Wade gave a bark of laughter. “There’s never been any upstanding descendants. Until Nora and me.” He looked around bemusedly.
Marker Ranch was set in a long, narrow valley. Behind Wade, Todd noticed all kinds of outbuildings, some wood, some old prefabricated metal or plastic, staggered alongside the dirt road that cut through the ranch. He wondered what was in them. Wasn’t sure he wanted to know.
“Nora and I haven’t ever talked about changing the name,” Wade said. “But maybe once we get it all cleaned up and it’s a real working ranch, we can decide.”
“I kind of like the name, but I didn’t grow up here.”
“No,” Wade said hollowly. “You didn’t. Count yourself lucky for that.”
“But you came back.” Todd wondered, briefly, what life circumstances would induce him to make his family home his own. He couldn’t think of any.
“For the land.” Wade gestured up, toward the valley sides that rose steeply to meet the first slopes of the Sierras. Out here the mountains seemed to push straight out of the hills, their sheer granite slopes steep and forbidding and breathtakingly beautiful. “I love it out here. The mountains, the high desert. If I can just fix this place up, I’ll have my own piece of paradise. It’s worth facing the past for that.”
“Makes sense to me,” Todd assured him. They were the same reasons he’d been drawn to the area.
“So did you come out here to apologize to my sister?”
Did Nora tell her brother everything? Todd felt his face flush and was glad the brim of his hat shaded his face. “Yeah.”
“She’s doing fieldwork today,” Wade told him.
“Right. Well, I left her something on the porch. As part of that apology.”
Wade shifted uncomfortably. “Look, I’m not really used to talking about this stuff. And I don’t know much about what went on between you two. Nora never even told me about you.”
He paused and Todd just waited. It seemed better to say nothing than say something wrong.
“But the thing is,” Wade went on, kicking at the dust under his boot, “I lived with her right after you left. She was pretty upset for a long time. And I saw her come home pretty upset again last night.”
Todd knew the only way he’d earn Wade’s respect was through honesty. “Yeah, maybe that drink was a bad idea. It didn’t go so well. And it ended with my foot wedged so far in my mouth I don’t know if I’ll ever get it out.”

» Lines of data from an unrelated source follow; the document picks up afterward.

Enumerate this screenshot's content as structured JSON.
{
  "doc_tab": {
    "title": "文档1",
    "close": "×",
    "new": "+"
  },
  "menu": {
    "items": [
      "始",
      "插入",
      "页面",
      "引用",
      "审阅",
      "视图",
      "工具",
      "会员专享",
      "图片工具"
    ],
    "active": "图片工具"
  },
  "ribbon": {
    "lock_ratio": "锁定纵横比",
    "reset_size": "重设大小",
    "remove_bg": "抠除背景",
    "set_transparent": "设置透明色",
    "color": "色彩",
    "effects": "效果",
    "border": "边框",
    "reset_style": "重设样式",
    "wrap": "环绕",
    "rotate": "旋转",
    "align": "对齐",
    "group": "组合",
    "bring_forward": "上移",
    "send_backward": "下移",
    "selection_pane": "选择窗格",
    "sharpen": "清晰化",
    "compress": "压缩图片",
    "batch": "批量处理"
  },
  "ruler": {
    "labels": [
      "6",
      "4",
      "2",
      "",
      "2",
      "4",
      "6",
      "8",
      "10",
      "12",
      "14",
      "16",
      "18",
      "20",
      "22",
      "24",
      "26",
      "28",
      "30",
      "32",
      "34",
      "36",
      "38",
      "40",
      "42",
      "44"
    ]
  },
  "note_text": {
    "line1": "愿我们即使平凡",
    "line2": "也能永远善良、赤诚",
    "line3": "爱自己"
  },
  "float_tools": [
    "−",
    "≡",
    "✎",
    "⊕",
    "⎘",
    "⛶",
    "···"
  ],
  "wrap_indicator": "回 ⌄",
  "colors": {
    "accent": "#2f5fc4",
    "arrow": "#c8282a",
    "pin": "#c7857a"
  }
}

Wade gave a grim smile at that. “Look, I like you. Hell knows I could use a buddy out here. But don’t cause my sister trouble, okay? She’s a good person—a great person. She’s my only family and she gave up a lot to look out for me. I don’t want to see her hurt again.”
Todd didn’t know if the sick feeling in his throat was more embarrassment or disappointment. He’d sat across from Nora last night just trying to take her in. She’d always been pretty, but now she was so much more. Grown-up and strong and fiery underneath that same veneer of calm. Her gray eyes were darker than he remembered. Stormier. Her brown hair was longer, wavy and bleached by the sun, framing her face, which had lost some of its girlish fullness. The new angles suited her. She’d been furious with him in the bar last night, and remote, determined to hold him at a distance. And he knew he should respect that. But her down-to-earth beauty had grabbed him by the heart and twisted, wringing out all those memories he’d tried to lay to rest. He’d loved her. And while talking with her last night he’d vividly remembered all the heat that had been between them once. They’d been so alive, so in the moment together. Devouring knowledge, wandering mountains, exploring the world and never, ever getting enough of each other.
Until he’d learned the truth about his own family. And in his anger and rebellion, he’d messed up everything.
And now it didn’t matter what he might want. Clearly there could be nothing between them anymore. Nora despised him. She saw him as the pampered trust-fund kid he used to be. Which was exactly how he’d come across.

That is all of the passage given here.